Deux mots de M. THUILLIER, de Paris, qu'on trouve partout au Salon d'Anvers. Sa couleur et son soleil sont assez vrais, surtout dans son Petit pont en Touraine (552), mais son exécution est toute ficelles.

Moins vrais de tons que M. Thuillier, les tableaux de M. ACHARD, son compatriote, sont d'un faire plus conventionnel encore.

Examinons maintenant les œuvres de nos paysagistes nationaux. Nous avons constaté l'année dernière le pas immense que la vue des chefsd'œuvre de Calame avait fait faire à M. KINDERMANS. Dire que ce jeune artiste persévère dans l'excellente voie où nous l'avons trouvé lors de l'Exposition de Bruxelles, c'est dire assez que ses œuvres nouvelles continuent à lui assurer l'une des premières, sinon la première place de toutes, parmi nos paysagistes contemporains. Majesté de l'ensemble, vérité intime des détails, poésie du choix, richesse d'exécution qui ne doit rien à la ficelle, au chic, si on nous passe ces termes consacrés de l'atelier, mais à la science acquise dans l'étude, la méditation, le commerce familier de la nature; en un mot, idéalisme quant à la pensée créatrice de l'œuvre, naturalisme puissant, mais toujours sagement subordonné, dans la manière de l'interpréter: voilà, selon nous, les qualités saillantes et hautement remarquables qui caractérisent plus que jamais le talent de M. Kindermans. Nous avouerons cependant que sa Vue prise dans les bruyères des Ardennes (308) ne nous a pas semblé tout à fait irréprochable; à part le choix, l'effet général et l'exécution de certaines parties, comme la mare à droite et les pierres qui y trempent et qui sont magnifiques, quelques passages nous ont paru plus faibles. Ainsi par exemple, la touche påteuse et d'un fondu désagréable de ces grands arbres du second plan, d'un port d'ailleurs si majestueux et si fier.
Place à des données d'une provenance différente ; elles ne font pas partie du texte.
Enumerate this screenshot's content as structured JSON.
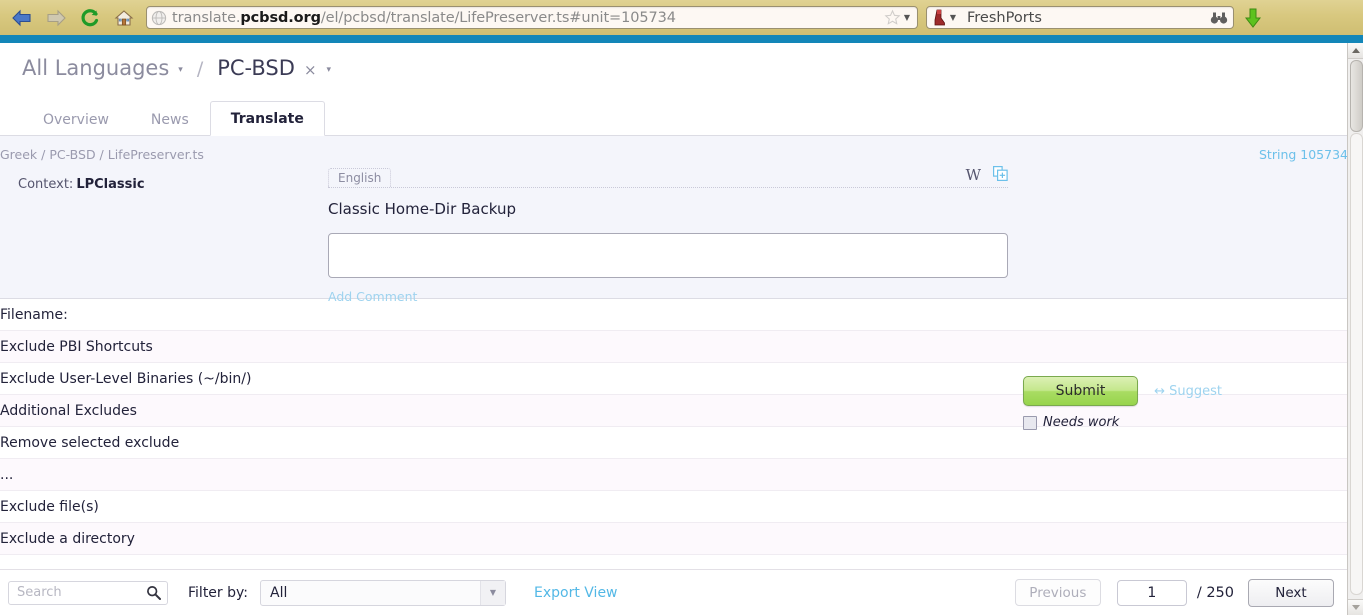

Mais voici venir une page admirable à tous égards, splendide de loin, merveilleuse de près, qui attire, séduit, captive et retient; une de ces pages qu'on ne se lasse jamais de contempler, de méditer, que chacun voudrait posséder, et qui suffiraient seules à la réputation d'un homme. Chacun a nommé déjà ce poétique Crépuscule (309), un autre épisode, si nous pouvons le dire ainsi, et des plus solennels, et des plus attachants des bruyères ardennaises. Le soleil couché depuis longtemps déjà, n'a laissé dans le ciel que quelques rayons égarés dont les vapeurs du soir ternissent encore l'éclat. La nuit abaisse sur la nature son voile violet qu'un filet de lune, comme une agrafe d'argent, semble fixer à la voûte des

cieux. A l'horizon, une colline, baignée des derniers reflets du soleil, s'abaisse en fuyant vers la droite; une autre placée devant elle, incline au contraire vers la gauche; des bois taillis la couvrent; et sur sa crète quelques grands arbres que la cognée du bucheron a sans doute oubliés, se dressent comme les fantômes du soir, et découpent sur les vapeurs lumineuses du ciel leurs silhouettes aux formes moqueuses et bizarres. Puis en se rapprochant, sur la gauche, une plaine herbeuse, légèrement ondulée, avec son petit sentier qui serpente, sa croix de bois isolée au bord, dépositaire muet de quelque sinistre souvenir, mais dont le silence même, pareil à celui des tombeaux, semble être à la fois une prière en faveur des morts, un avertissement pour les vivants; et vis-à-vis de cette croix, et pour tout étoffage, un pâtre qui semble rêver à la funeste aventure qu'elle rappelle, deux boeufs aussi graves que la solennité de l'heure et du lieu. Enfin tout près de vous, une berge brodée de broussailles, et un petit ruisseau qui coule, entre de grosses pierres, son filet d'eau limpide et brillante, dont les chuchottements mystérieux, répondant de loin aux vagues bruissements des feuilles qui frissonnent sur leurs branches aux baisers de la brise, rompent seuls le silence profond de la nature qui s'endort. Oh! pour comprendre la nature et l'interpréter ainsi, il faut être plus qu'un peintre vulgaire il faut être un poëte.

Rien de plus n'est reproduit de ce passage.